Dazu muss man wissen, dass Einzelausstellungen von Gironcoli (Jahrgang 1936), einer der „bedeutensten österreichisch lebenden Künstlern“, so König, rar sind. Dessen Bildhauerarbeiten sind nämlich keineswegs so handlich, wie die am 11. Mai aus dem Kunsthistorischen Museum geraubte „Saliera“. Für die Anlieferung von 16 seiner Werke für die Ausstellung „Die Ungeborenen“ im Wiener MAK (1997) mussten sich angeblich 14 Nächte lang Spezialtransporter durch die Stadt mühen. Deswegen war sein berühmter Schüler Franz West (Jahrgang 1947) auch 13 Jahre vor ihm in Venedig. Jetzt aber endlich ist der große Meister dran: „Das freut mich sehr. Ich hoffe, es wird auch was Gscheites!“, übt sich der in Bescheidenheit.

Die 300.000 Euro Budget gingen für die Präsentation von sieben Skulpturen und einige Modelle drauf, darunter einflussreiche Arbeiten wie Madonna (1975/1976), „Vater, Mutter, Kind (1978/1978) und „Eisenfigur“ (1985-1990), zwei Alugüsse (ohne Titel) werden vor dem Pavillon gezeigt. Im Anschluss plant Kasper König mit der Berliner Co-Kuratorin Bettina M. Busse (letzte große Ausstellung „Davaj! Russian Art Now.“ in Berlin und Wien 2002) eine Tournee einer adaptierten Schau durch drei bis vier internationale Museen.

Auch ist fixiert, dass Bruno Gironcoli auf der sogenannten Wiener „Donauplatte“ in einem Glaszubau eines Bürohochhauses der Bau Holding STRABAG AG eine Galerie für zehn Jahre (voraussichtlich ab Herbst 2003) eingerichtet bekommt.
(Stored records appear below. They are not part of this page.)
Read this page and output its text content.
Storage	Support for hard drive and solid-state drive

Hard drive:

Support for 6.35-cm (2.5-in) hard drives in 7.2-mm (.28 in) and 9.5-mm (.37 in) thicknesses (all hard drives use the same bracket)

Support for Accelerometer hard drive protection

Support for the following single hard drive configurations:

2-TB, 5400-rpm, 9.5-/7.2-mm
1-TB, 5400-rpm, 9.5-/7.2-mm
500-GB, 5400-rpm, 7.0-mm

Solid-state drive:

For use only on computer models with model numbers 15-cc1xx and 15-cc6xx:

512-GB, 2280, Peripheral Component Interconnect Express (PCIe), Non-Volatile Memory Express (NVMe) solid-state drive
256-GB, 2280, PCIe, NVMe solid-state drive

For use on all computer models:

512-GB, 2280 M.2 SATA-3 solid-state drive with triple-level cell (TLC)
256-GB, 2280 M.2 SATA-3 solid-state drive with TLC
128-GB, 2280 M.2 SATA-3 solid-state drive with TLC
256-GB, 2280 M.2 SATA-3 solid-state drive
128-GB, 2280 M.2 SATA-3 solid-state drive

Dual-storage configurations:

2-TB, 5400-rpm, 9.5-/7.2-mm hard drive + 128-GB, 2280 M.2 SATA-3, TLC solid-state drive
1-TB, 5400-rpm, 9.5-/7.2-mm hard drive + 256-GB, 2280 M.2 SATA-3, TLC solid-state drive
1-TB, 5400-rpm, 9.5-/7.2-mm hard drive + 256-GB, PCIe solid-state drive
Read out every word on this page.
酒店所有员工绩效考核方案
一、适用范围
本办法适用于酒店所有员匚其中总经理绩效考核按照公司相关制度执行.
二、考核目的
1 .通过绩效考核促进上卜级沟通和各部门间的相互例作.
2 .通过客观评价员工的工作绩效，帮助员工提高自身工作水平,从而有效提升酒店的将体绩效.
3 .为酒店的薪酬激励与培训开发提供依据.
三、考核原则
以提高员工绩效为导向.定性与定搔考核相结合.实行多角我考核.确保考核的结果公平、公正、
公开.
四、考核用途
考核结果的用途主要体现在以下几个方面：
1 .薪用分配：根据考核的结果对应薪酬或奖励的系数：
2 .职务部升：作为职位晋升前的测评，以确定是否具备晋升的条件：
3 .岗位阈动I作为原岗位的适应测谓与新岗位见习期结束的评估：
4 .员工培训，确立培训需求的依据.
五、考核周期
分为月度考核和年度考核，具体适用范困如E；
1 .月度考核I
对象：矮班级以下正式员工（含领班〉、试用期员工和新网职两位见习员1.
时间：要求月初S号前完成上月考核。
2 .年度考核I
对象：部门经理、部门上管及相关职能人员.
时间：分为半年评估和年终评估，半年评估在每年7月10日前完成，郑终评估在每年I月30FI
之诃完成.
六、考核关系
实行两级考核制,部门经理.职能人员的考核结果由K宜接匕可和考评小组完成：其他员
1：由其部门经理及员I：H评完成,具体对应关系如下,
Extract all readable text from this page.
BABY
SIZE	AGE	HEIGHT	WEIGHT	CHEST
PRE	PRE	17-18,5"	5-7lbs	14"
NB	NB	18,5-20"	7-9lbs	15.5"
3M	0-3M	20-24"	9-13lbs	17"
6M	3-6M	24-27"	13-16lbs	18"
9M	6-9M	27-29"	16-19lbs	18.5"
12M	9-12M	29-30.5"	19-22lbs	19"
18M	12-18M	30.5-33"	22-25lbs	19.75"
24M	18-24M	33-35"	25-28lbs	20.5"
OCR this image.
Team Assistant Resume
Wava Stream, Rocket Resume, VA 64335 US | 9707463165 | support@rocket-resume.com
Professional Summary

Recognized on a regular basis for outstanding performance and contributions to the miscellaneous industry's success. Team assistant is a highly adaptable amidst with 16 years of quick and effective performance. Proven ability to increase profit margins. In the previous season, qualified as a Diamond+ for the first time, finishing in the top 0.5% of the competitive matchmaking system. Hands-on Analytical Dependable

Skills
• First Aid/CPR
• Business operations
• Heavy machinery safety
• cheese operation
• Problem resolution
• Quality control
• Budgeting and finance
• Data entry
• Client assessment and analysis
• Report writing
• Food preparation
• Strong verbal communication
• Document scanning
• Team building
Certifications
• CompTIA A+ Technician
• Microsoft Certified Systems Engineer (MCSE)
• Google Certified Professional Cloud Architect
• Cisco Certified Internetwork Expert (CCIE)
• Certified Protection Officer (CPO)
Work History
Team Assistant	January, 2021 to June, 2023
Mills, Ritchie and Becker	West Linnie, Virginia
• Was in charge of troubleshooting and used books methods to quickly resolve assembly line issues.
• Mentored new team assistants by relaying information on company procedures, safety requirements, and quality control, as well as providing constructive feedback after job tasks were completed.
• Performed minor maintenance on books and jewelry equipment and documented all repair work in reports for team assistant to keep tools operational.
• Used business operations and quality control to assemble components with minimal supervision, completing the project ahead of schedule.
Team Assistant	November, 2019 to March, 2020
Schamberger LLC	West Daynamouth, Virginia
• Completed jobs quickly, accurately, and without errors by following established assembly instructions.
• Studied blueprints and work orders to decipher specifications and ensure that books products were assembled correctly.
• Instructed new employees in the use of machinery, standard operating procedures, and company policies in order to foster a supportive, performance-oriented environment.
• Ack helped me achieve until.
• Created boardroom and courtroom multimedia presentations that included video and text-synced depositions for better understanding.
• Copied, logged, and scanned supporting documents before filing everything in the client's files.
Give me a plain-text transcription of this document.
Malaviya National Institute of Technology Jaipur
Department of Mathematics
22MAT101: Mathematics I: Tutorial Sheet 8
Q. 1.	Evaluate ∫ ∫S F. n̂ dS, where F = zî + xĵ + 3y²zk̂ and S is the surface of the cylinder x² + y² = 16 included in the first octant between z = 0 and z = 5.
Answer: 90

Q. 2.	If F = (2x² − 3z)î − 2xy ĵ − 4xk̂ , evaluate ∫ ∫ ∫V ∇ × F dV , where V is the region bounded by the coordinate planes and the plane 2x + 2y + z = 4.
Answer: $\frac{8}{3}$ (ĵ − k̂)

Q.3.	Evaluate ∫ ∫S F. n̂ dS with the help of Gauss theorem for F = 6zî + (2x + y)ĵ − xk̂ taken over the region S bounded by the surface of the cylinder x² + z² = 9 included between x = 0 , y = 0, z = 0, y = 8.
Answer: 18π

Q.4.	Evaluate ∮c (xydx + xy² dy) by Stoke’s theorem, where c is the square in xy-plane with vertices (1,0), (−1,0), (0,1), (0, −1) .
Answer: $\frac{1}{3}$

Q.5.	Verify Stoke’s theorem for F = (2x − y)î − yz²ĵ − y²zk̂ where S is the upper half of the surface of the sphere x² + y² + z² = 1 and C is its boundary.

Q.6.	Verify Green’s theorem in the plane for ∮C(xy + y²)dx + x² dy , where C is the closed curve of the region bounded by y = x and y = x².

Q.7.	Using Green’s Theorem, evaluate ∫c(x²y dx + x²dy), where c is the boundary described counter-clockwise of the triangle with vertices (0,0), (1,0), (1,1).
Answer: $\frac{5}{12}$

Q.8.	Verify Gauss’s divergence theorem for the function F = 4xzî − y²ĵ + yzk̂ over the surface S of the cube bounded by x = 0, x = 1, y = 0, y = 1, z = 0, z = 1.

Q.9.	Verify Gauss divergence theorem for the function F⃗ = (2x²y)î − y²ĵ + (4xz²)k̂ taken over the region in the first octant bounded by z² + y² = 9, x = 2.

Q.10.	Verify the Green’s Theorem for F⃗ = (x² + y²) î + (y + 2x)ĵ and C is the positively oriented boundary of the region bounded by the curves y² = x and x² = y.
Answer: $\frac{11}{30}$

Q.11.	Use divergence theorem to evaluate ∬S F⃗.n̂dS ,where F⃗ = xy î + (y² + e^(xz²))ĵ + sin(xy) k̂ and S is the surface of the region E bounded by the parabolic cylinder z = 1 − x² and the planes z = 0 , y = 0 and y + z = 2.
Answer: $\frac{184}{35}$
Es sollen dort die 16 Skulpturen gezeigt werden, die 1997 auch im MAK ausgestellt waren, so die Ehefrau Christine Gironcoli. Danach ist geplant, die Arbeiten in eine Stiftung eingehen zu lassen.

Der gelernte Gold- und Silberschmied Gironcoli, der eigentlich Malerei an der Angewandten in Wien studierte und machte sich ohne Abschlussdiplom bald als Bildhauer selbstständig, „bis es mir“, so Gironcoli „in den Siebziger Jahren gelang, eine grundlegende Idee über meine Bildhauerei zu entwickeln.“ Von seinen frühen filigranen Drahtobjekten ging er über zu Objektanhäufungen aus Alltagsgegenständen, wie Schuhen, Steckdosen, Besteck, die sich zusehends zu riesigen, maschinenartigen Skulpturen auswuchsen. Später verdichteten sie sich zu organischen Raum-Apparaturen aus Holz, Eisen und Kunststoff in Kupfer- und Goldfarben. Die Beziehung Mann-Frau, Gewalt, Sadomasochismus, sexuelle Ängste, Perversion, das waren die Ur-Themen die Gironcoli beschäftigen. 1997 schließlich trat er die Professur als Nachfolger von Franz Wotruba in der Bildhauerklasse der Wiener Akademie der Bildenden Künste an.